Effective testing ensures your MCP server behaves as expected and helps you quickly identify and resolve issues. MCP gives you three complementary approaches: the visual Inspector, HTTP-based manual testing with curl, and automated unit tests.
Learning objectives
By the end of this lesson you will be able to:
Use the MCP Inspector in both visual and CLI modes
Test MCP server endpoints manually using curl
Write unit tests for server tools using pytest
Select the right testing approach for each situation
Testing approaches
MCP Inspector Visual GUI + CLI tool for interactively discovering and testing tools, resources, and prompts.
Manual testing (curl) Direct HTTP requests to test individual endpoints. Good for quick checks and CI scripting.
Unit testing Automated tests using your language’s testing framework.
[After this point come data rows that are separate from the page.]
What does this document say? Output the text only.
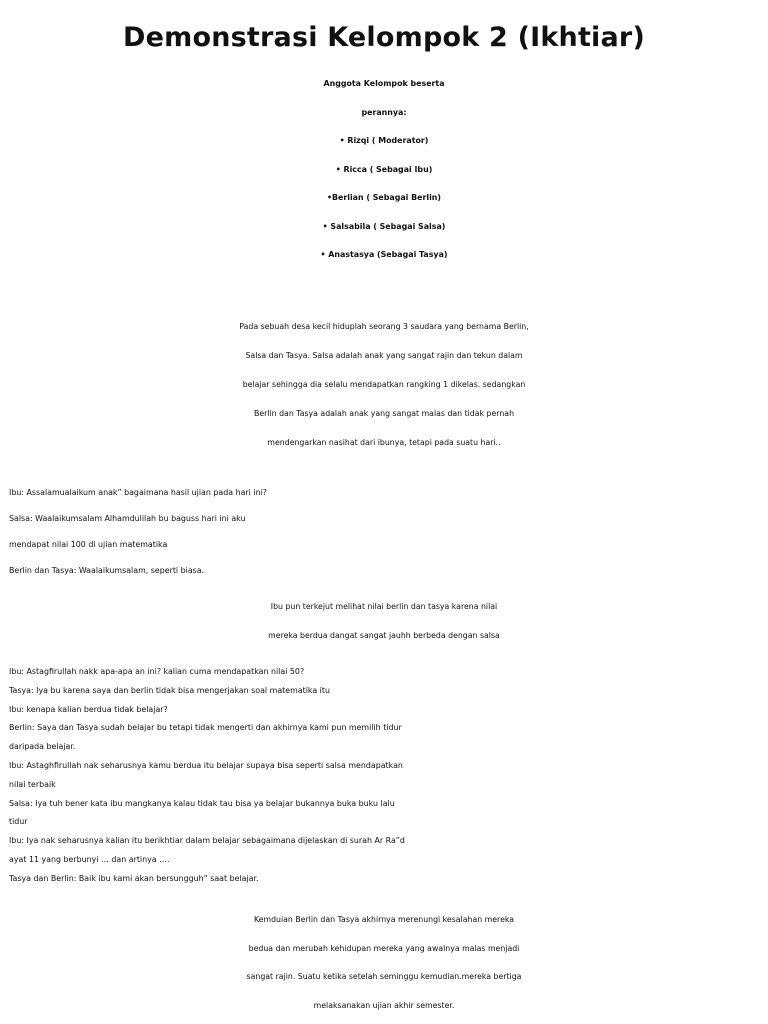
Demonstrasi Kelompok 2 (Ikhtiar)
Anggota Kelompok beserta
perannya:
• Rizqi ( Moderator)
• Ricca ( Sebagai Ibu)
•Berlian ( Sebagai Berlin)
• Salsabila ( Sebagai Salsa)
• Anastasya (Sebagai Tasya)
Pada sebuah desa kecil hiduplah seorang 3 saudara yang bernama Berlin,
Salsa dan Tasya. Salsa adalah anak yang sangat rajin dan tekun dalam
belajar sehingga dia selalu mendapatkan rangking 1 dikelas. sedangkan
Berlin dan Tasya adalah anak yang sangat malas dan tidak pernah
mendengarkan nasihat dari ibunya, tetapi pada suatu hari..
Ibu: Assalamualaikum anak” bagaimana hasil ujian pada hari ini?
Salsa: Waalaikumsalam Alhamdulilah bu baguss hari ini aku
mendapat nilai 100 di ujian matematika
Berlin dan Tasya: Waalaikumsalam, seperti biasa.
Ibu pun terkejut melihat nilai berlin dan tasya karena nilai
mereka berdua dangat sangat jauhh berbeda dengan salsa
Ibu: Astagfirullah nakk apa-apa an ini? kalian cuma mendapatkan nilai 50?
Tasya: Iya bu karena saya dan berlin tidak bisa mengerjakan soal matematika itu
Ibu: kenapa kalian berdua tidak belajar?
Berlin: Saya dan Tasya sudah belajar bu tetapi tidak mengerti dan akhirnya kami pun memilih tidur
daripada belajar.
Ibu: Astaghfirullah nak seharusnya kamu berdua itu belajar supaya bisa seperti salsa mendapatkan
nilai terbaik
Salsa: Iya tuh bener kata ibu mangkanya kalau tidak tau bisa ya belajar bukannya buka buku lalu
tidur
Ibu: Iya nak seharusnya kalian itu berikhtiar dalam belajar sebagaimana dijelaskan di surah Ar Ra”d
ayat 11 yang berbunyi … dan artinya ….
Tasya dan Berlin: Baik ibu kami akan bersungguh” saat belajar.
Kemduian Berlin dan Tasya akhirnya merenungi kesalahan mereka
bedua dan merubah kehidupan mereka yang awalnya malas menjadi
sangat rajin. Suatu ketika setelah seminggu kemudian.mereka bertiga
melaksanakan ujian akhir semester.
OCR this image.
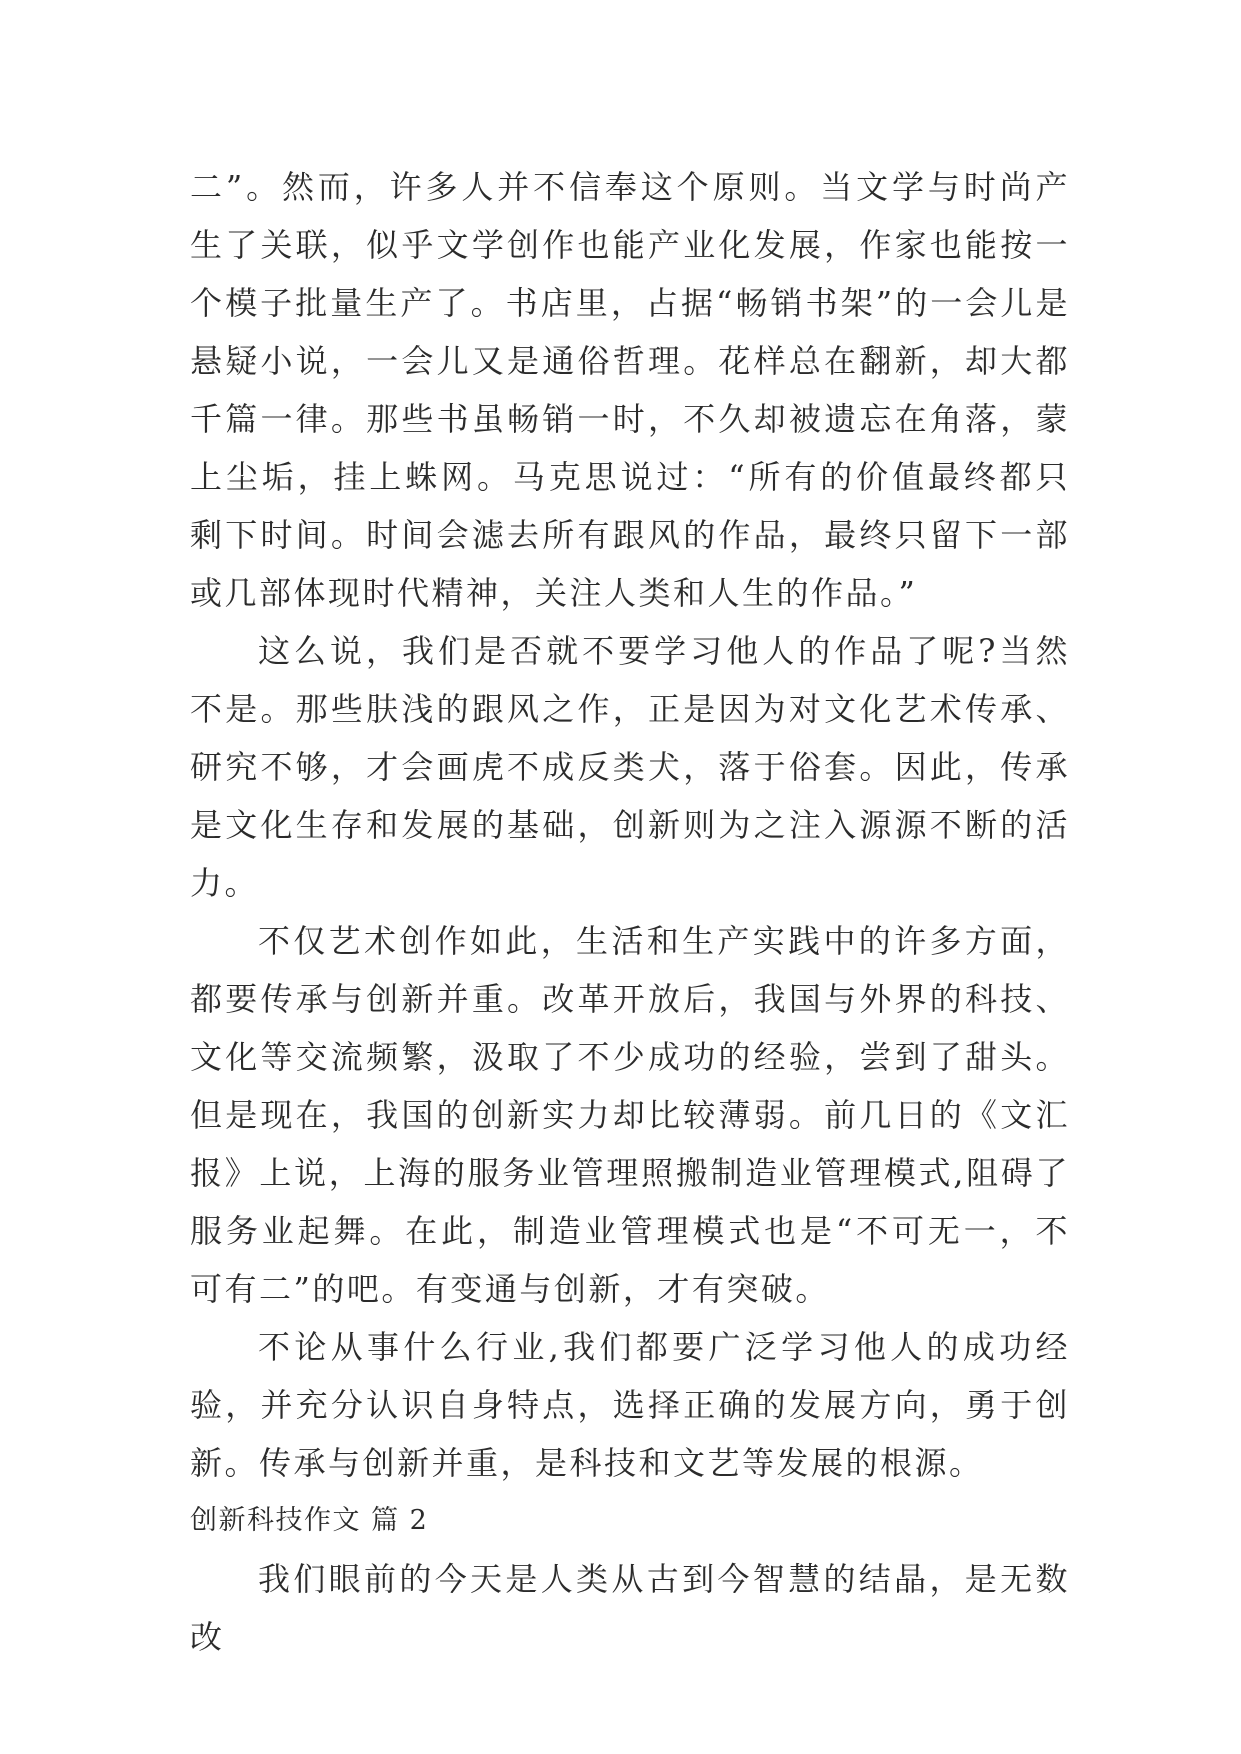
二”。然而，许多人并不信奉这个原则。当文学与时尚产生了关联，似乎文学创作也能产业化发展，作家也能按一个模子批量生产了。书店里，占据“畅销书架”的一会儿是悬疑小说，一会儿又是通俗哲理。花样总在翻新，却大都千篇一律。那些书虽畅销一时，不久却被遗忘在角落，蒙上尘垢，挂上蛛网。马克思说过：“所有的价值最终都只剩下时间。时间会滤去所有跟风的作品，最终只留下一部或几部体现时代精神，关注人类和人生的作品。”

这么说，我们是否就不要学习他人的作品了呢?当然不是。那些肤浅的跟风之作，正是因为对文化艺术传承、研究不够，才会画虎不成反类犬，落于俗套。因此，传承是文化生存和发展的基础，创新则为之注入源源不断的活力。

不仅艺术创作如此，生活和生产实践中的许多方面，都要传承与创新并重。改革开放后，我国与外界的科技、文化等交流频繁，汲取了不少成功的经验，尝到了甜头。但是现在，我国的创新实力却比较薄弱。前几日的《文汇报》上说，上海的服务业管理照搬制造业管理模式,阻碍了服务业起舞。在此，制造业管理模式也是“不可无一，不可有二”的吧。有变通与创新，才有突破。

不论从事什么行业,我们都要广泛学习他人的成功经验，并充分认识自身特点，选择正确的发展方向，勇于创新。传承与创新并重，是科技和文艺等发展的根源。

创新科技作文 篇 2

我们眼前的今天是人类从古到今智慧的结晶，是无数改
Ideal for regression testing.
MCP Inspector
The MCP Inspector is built in Node.js and runs via npx — no global install required.
Visual mode
Launch the Inspector with your server command. It starts a browser UI where you can discover capabilities and test tools interactively:
# TypeScript server
npx @modelcontextprotocol/inspector node build/index.js
# Python server
npx @modelcontextprotocol/inspector python server.py
# .NET server
npx @modelcontextprotocol/inspector dotnet run
The Inspector UI shows:
All registered tools with their parameter schemas
Resources and prompts
Raw JSON-RPC message exchange
Real-time response output
CLI mode
Add --cli to run the Inspector without a browser. This is useful in CI/CD pipelines:
# List all tools
npx @modelcontextprotocol/inspector --cli node build/index.js --method tools/list
# Call a specific tool
npx @modelcontextprotocol/inspector --cli node build/index.js \
--method tools/call --tool-name add --tool-arg a= 5 b= 3
Manual testing with curl
For HTTP-based servers (Streamable HTTP transport), test endpoints directly with curl:
# Test server metadata
curl http://localhost:3000/v1/metadata
# Execute a tool
curl -X POST http://localhost:3000/v1/tools/execute \
-H "Content-Type: application/json" \
-d '{"name": "add", "parameters": {"a": 2, "b": 2}}'
curl commands can be scripted and run in CI pipelines, making them a fast complement to the Inspector for smoke tests.
Unit testing
Unit tests let you verify that individual tools produce the correct output without a running server. Use your language’s standard testing framework.
Python (pytest)
The MCP Python SDK provides create_connected_server_and_client_session for in-process testing:
import pytest
from mcp.server.fastmcp import FastMCP
from mcp.shared.memory import (
create_connected_server_and_client_session as create_session,
)
pytestmark = pytest.mark.anyio
async def test_list_tools_cursor_parameter ():
"""Test that the cursor parameter is accepted for list_tools."""
server = FastMCP( "test" )
@server.tool ( name = "test_tool_1" )
async def test_tool_1 () -> str :
"""First test tool"""
return "Result 1"
@server.tool ( name = "test_tool_2" )
async def test_tool_2 () -> str :
"""Second test tool"""
return "Result 2"
async with create_session(server._mcp_server) as client_session:
result = await client_session.list_tools()
assert len (result.tools) == 2
# Cursor parameter is accepted even if pagination isn't implemented
result2 = await client_session.list_tools( cursor = None )
assert len (result2.tools) == 2
result3 = await client_session.list_tools( cursor = "some_cursor_value" )
assert len (result3.tools) == 2
You can also test the tool functions directly, without MCP infrastructure:
# test_calculator.py
def test_calculator_functions ():
from mcp_calculator_server import add, subtract, multiply, divide
assert add( 5 , 3 ) == 8
assert subtract( 10 , 4 ) == 6
assert multiply( 7 , 6 ) == 42
assert divide( 15 , 3 ) == 5.0
# Test error case
import pytest
with pytest.raises( ValueError , match = "Cannot divide by zero" ):
divide( 10 , 0 )
Run the tests:
pytest test_calculator.py -v
When to use each approach
Approach Best for Inspector (visual) Interactive exploration during development Inspector (CLI) CI/CD smoke tests and scripted validation curl Quick HTTP endpoint checks; scripting Unit tests Regression testing; testing edge cases
Key takeaways
Use the MCP Inspector for interactive exploration and debugging during development.
Use CLI mode of the Inspector (--cli) in automated pipelines.
Write unit tests with your language’s testing framework to catch regressions early.
All major MCP SDKs have similar testing utilities — the patterns shown in Python apply to other languages too.